2.18.2014

Obstacles to Improving Science Education

Gulf Coast Regional Science Olympiad
Gulf Coast Regional Science Olympiad
Some depressing news was released last week at the American Association for the Advancement of Science's meeting in Chicago. A 2012 survey conducted by the National Science Foundation found that 26% of the 2,200 Americans surveyed failed the following question:
Does the Earth go around the Sun, or does the Sun go around the Earth?
The story was reported by NPR and included a few other gems:
  • Only 39% correctly recognized that the universe started with an explosion.
  • Only 48% correctly answered that modern humans developed from earlier species.
  • Just over half of respondents recognized that antibiotics are not effective against viruses.
It would be easy to point to results like these and argue that we need to increase our investment in science education. I'd certainly agree with such a suggestion. We do need better funding for scientific research and science education (and reality-based eduction in general).

Of course, improving funding and access to reality-based science education is only one strategy. Another would be to identify and change some of the non-financial obstacles to science education. For example, we might take a look at why science education is actively resisted by significant numbers of Americans today. We'd likely discover that many oppose science education because it conflicts with their religious beliefs. Once again, religious belief is interfering with scientific literacy and limiting progress.
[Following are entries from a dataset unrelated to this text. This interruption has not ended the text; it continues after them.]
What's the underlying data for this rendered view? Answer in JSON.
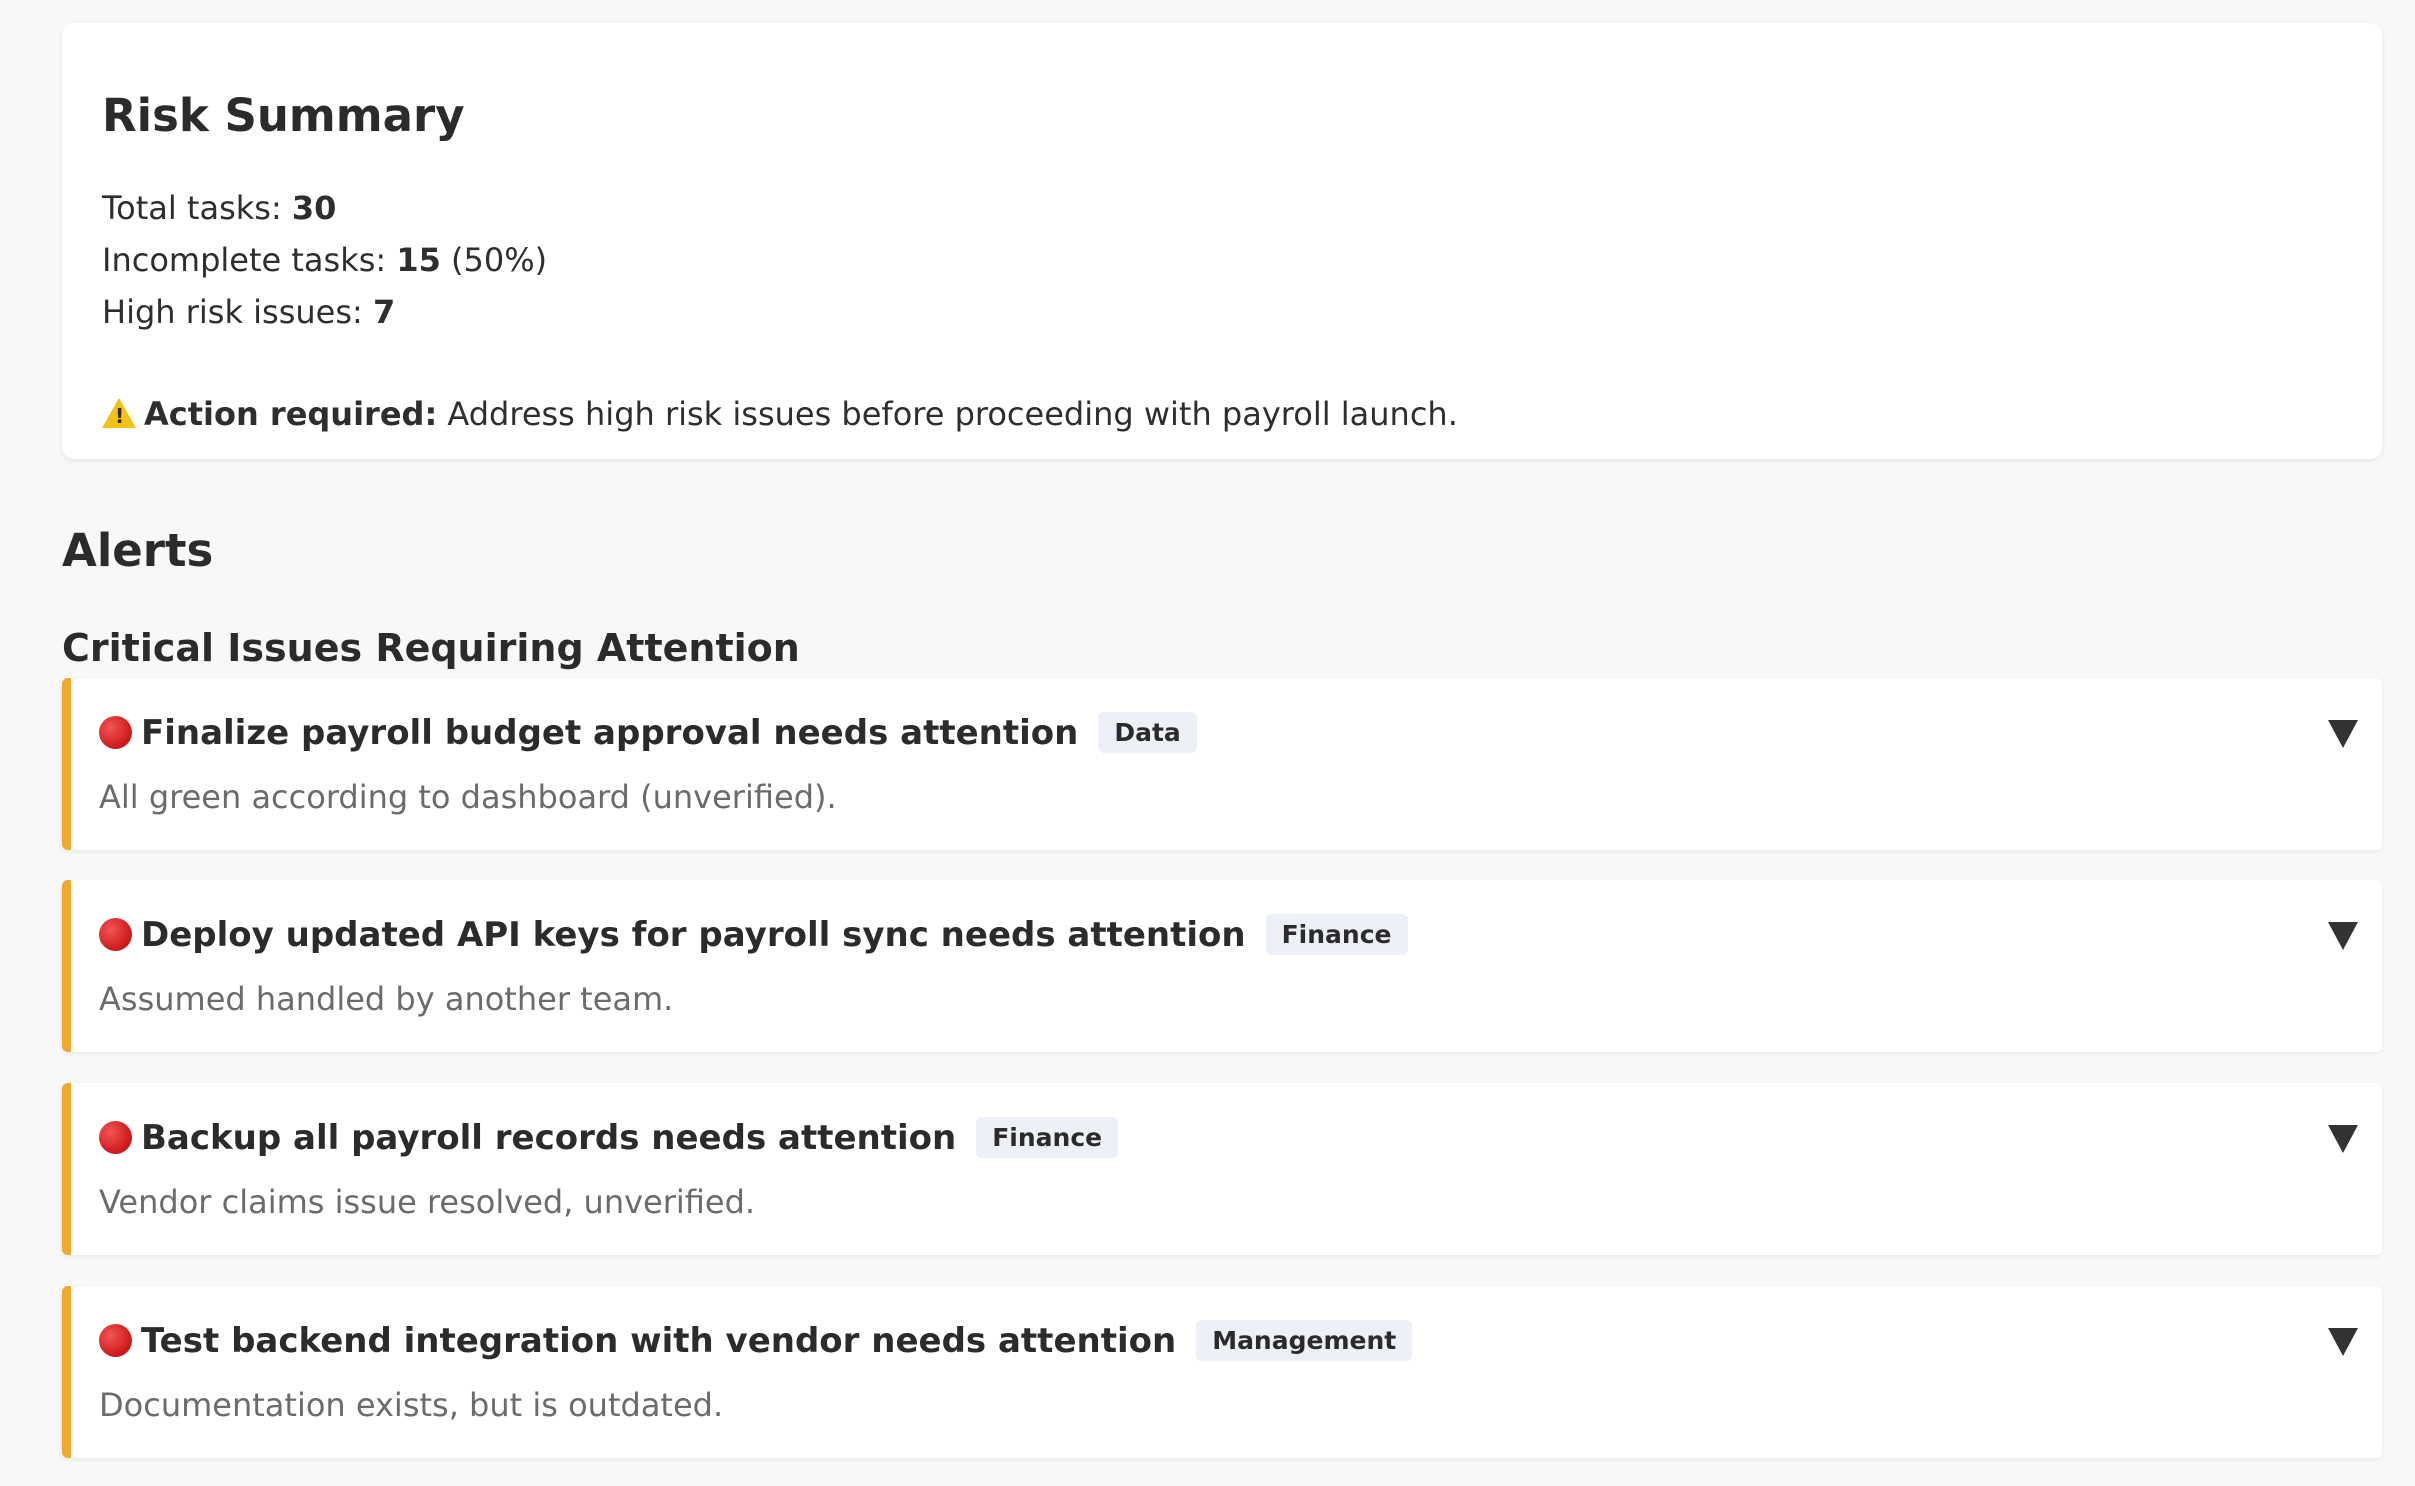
{
  "summary": {
    "title": "Risk Summary",
    "total_label": "Total tasks: ",
    "total_value": "30",
    "incomplete_label": "Incomplete tasks: ",
    "incomplete_value": "15",
    "incomplete_pct": " (50%)",
    "high_risk_label": "High risk issues: ",
    "high_risk_value": "7",
    "action_icon": "warning-icon",
    "action_label": "Action required:",
    "action_text": " Address high risk issues before proceeding with payroll launch."
  },
  "alerts": {
    "heading": "Alerts",
    "subheading": "Critical Issues Requiring Attention",
    "accent_color": "#f0a830",
    "items": [
      {
        "icon": "red-circle-icon",
        "title": "Finalize payroll budget approval needs attention",
        "tag": "Data",
        "description": "All green according to dashboard (unverified)."
      },
      {
        "icon": "red-circle-icon",
        "title": "Deploy updated API keys for payroll sync needs attention",
        "tag": "Finance",
        "description": "Assumed handled by another team."
      },
      {
        "icon": "red-circle-icon",
        "title": "Backup all payroll records needs attention",
        "tag": "Finance",
        "description": "Vendor claims issue resolved, unverified."
      },
      {
        "icon": "red-circle-icon",
        "title": "Test backend integration with vendor needs attention",
        "tag": "Management",
        "description": "Documentation exists, but is outdated."
      }
    ]
  }
}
I suspect we'd also find that the widespread dissemination of pseudoscientific garbage, quackery, and other woo by the entertainment and news media, which are becoming increasingly difficult to distinguish from one another, is an important contributing factor. This problem has become bad enough that it is even beginning to creep into what are usually thought of as fairly reputable sources of science news. We are paying a price for allowing our media to abandon their mission of informing the public and replace it with one of ad sales.

We might also find that the local control of public education, rather than something like a federal science curriculum taught in every state, creates pockets in inequity. Some children may receive solid science education while others receive creationist nonsense or learn about science without ever hearing of evolution.

We do need to do a much better job of funding science and science education. It also seems to be in our interest to see what we can do about some of the other obstacles to quality science education. I fear that better funding alone, while necessary, might not be sufficient.